Editor, I ask indulgence to suspend mentally the existence of any constituti­on for a moment. Where does that leave the leaders of this nation? Running to the only option of outsiders? And settling for that harbour? Surely, we can’t be this crass, this limited.

I must question: where is local and leadership brainpower? Where is local and leadership reasoning? Where is leadership good faith? Where is the leadership will to make things happen? How about marshallin­g all of the preceding and trying to find a way? The commonsens­e discernmen­t and jarring reality are that there is a total absence of good faith in the political theatre, so this compels a rushing towards and for the internatio­nal community. Surely, Guyanese leaders cannot be this handicappe­d, this pathetic, and this lacking in self-esteem that they are willing to sacrifice pride and dignity, that they do not care about losing face. Clearly, they are so deficient. And just as clearly, there is abandonmen­t of any pretense of leadership and making tough choices when the weight of the world rests agonizingl­y. For since leaders have painted themselves in a corner and dug a hole for themselves, too, they had to surrender and clamour for and then hustle to those from overseas, who will pat on the head, tell what they want to hear, and make them feel good about themselves. A broker (and a foreign one) it must be.

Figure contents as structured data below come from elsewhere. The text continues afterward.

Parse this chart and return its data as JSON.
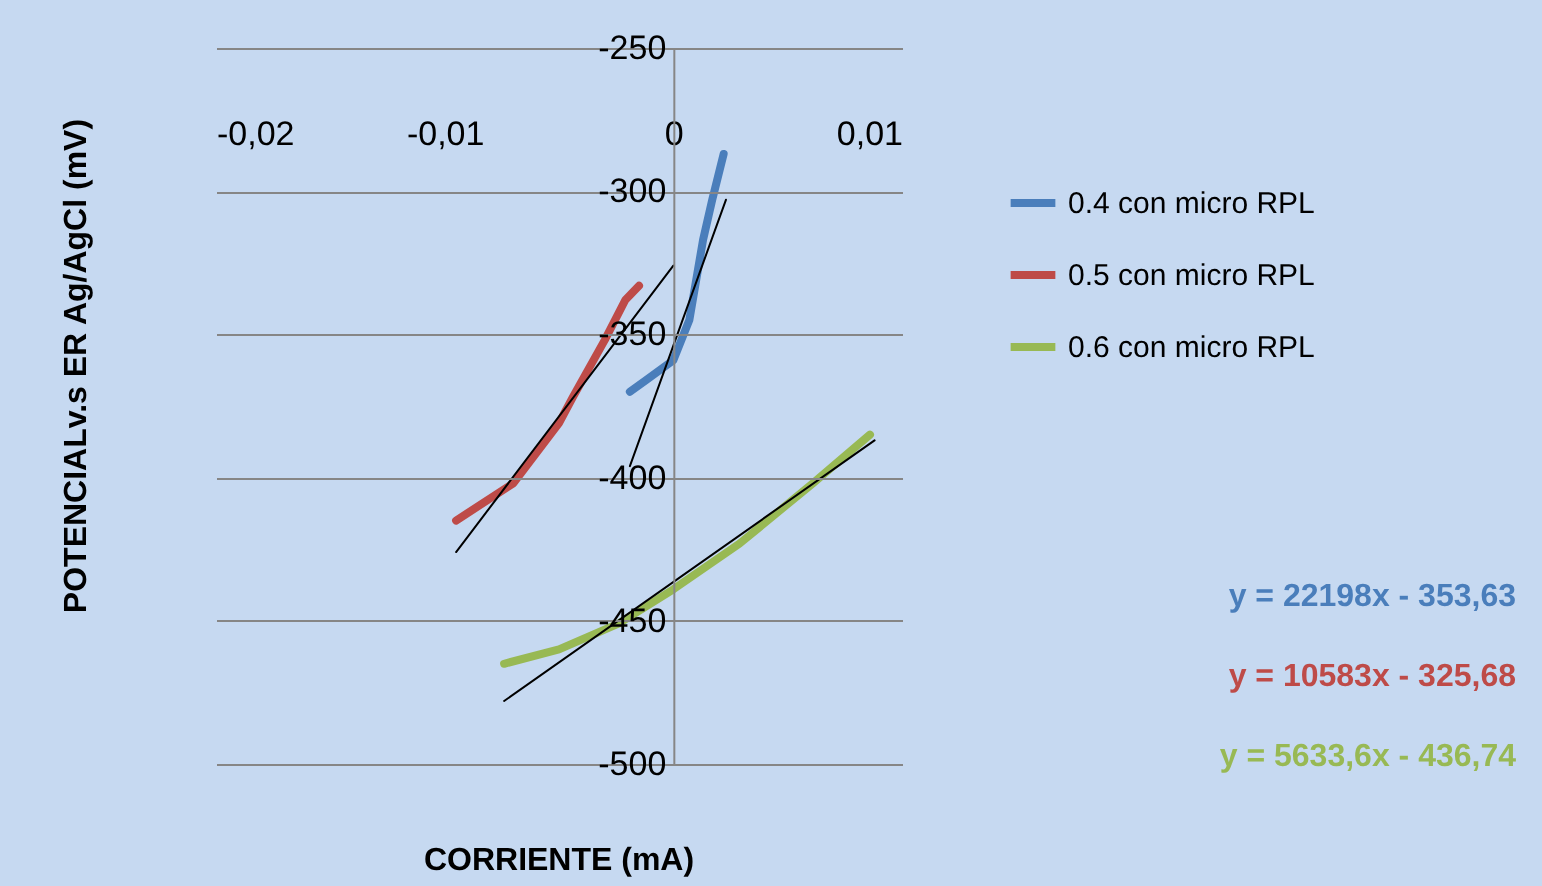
{
  "chart_data": {
    "type": "line",
    "xlabel": "CORRIENTE (mA)",
    "ylabel": "POTENCIALv.s ER Ag/AgCl (mV)",
    "xlim": [
      -0.02,
      0.01
    ],
    "xticks": [
      {
        "value": -0.02,
        "label": "-0,02"
      },
      {
        "value": -0.01,
        "label": "-0,01"
      },
      0,
      {
        "value": 0.01,
        "label": "0,01"
      }
    ],
    "ylim": [
      -500,
      -250
    ],
    "yticks": [
      -500,
      -450,
      -400,
      -350,
      -300,
      -250
    ],
    "grid": "y",
    "legend": "right",
    "line_style": "solid",
    "marker": "none",
    "series": [
      {
        "name": "0.4 con micro RPL",
        "color": "#4a7ebb",
        "x": [
          -0.0019,
          -0.0012,
          0,
          0.0007,
          0.0013,
          0.0017,
          0.0022
        ],
        "values": [
          -370,
          -366,
          -359,
          -345,
          -317,
          -303,
          -287
        ]
      },
      {
        "name": "0.5 con micro RPL",
        "color": "#be4b48",
        "x": [
          -0.0095,
          -0.007,
          -0.005,
          -0.0044,
          -0.003,
          -0.0021,
          -0.0015
        ],
        "values": [
          -415,
          -402,
          -381,
          -372,
          -352,
          -338,
          -333
        ]
      },
      {
        "name": "0.6 con micro RPL",
        "color": "#98b954",
        "x": [
          -0.0074,
          -0.005,
          -0.0024,
          0,
          0.0029,
          0.0061,
          0.0086
        ],
        "values": [
          -465,
          -460,
          -451,
          -439,
          -423,
          -402,
          -385
        ]
      },
      {
        "color": "#000000",
        "x": [
          -0.0019,
          0.0023
        ],
        "values": [
          -396,
          -303
        ]
      },
      {
        "color": "#000000",
        "x": [
          -0.0095,
          0
        ],
        "values": [
          -426,
          -326
        ]
      },
      {
        "color": "#000000",
        "x": [
          -0.0074,
          0.0088
        ],
        "values": [
          -478,
          -387
        ]
      }
    ],
    "annotations": [
      "y = 22198x - 353,63",
      "y = 10583x - 325,68",
      "y = 5633,6x - 436,74"
    ]
  }
}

Thus, it is to the internatio­nal community. For the umpteenth time: there is no learning, no growing, no maturing (no manhood, too). In many respects, I perceive this as a convenient fallback, the supporting cover for indecision and trepidatio­n. Thus, the internatio­nal community is used as justificat­ion to share with a lost and fragile electorate that this is what was handed down. It is good; it must be good since it was blessed by foreigners, who are wiser than we by far. Thus, there must be the homage of adherence, even if the recommenda­tions are contrary to plans. The internatio­nal community is relied upon to perpetuate a Guyanese dependency syndrome; it is about acknowledg­ing that that community has bigger brains, bigger guts, and bigger stick than us. It is a community that comes well-armed with all of those fundamenta­ls so disastrous­ly anaemic in this society and especially at the helm. I must admit that political leaders have done a good sales job on positionin­g this before a wretched electorate. Where is the shame in this place?

This has to be the pits of inferiorit­y complex; the throes of welcomed and renewed intellectu­al and cultural submission of a different sort; a new craved-for political colonialis­m. I am getting to appreciate these isms. But all the while, I encourage the still sensible and the still patriotic to not lose sight of where we are as a people: we cannot help ourselves; we need the handout of helping hands to propel us to lift up our bed and walk. How we must incur disgust and disrepute (mocking laughter, too) before these locally created overseas saviours. Leaders in this country have come to a sorry place: it is either my way or that mandated by the internatio­nal people. My remaining issue is this: why do we need these local lightweigh­ts, if all they are good for is to run to foreign mommas when the Gog and Magog of a bind stares in the face? It is worth saying again: those who can’t face the heat, should get out of the kitchen; and those who overpromis­ed to supporters have only themselves to blame.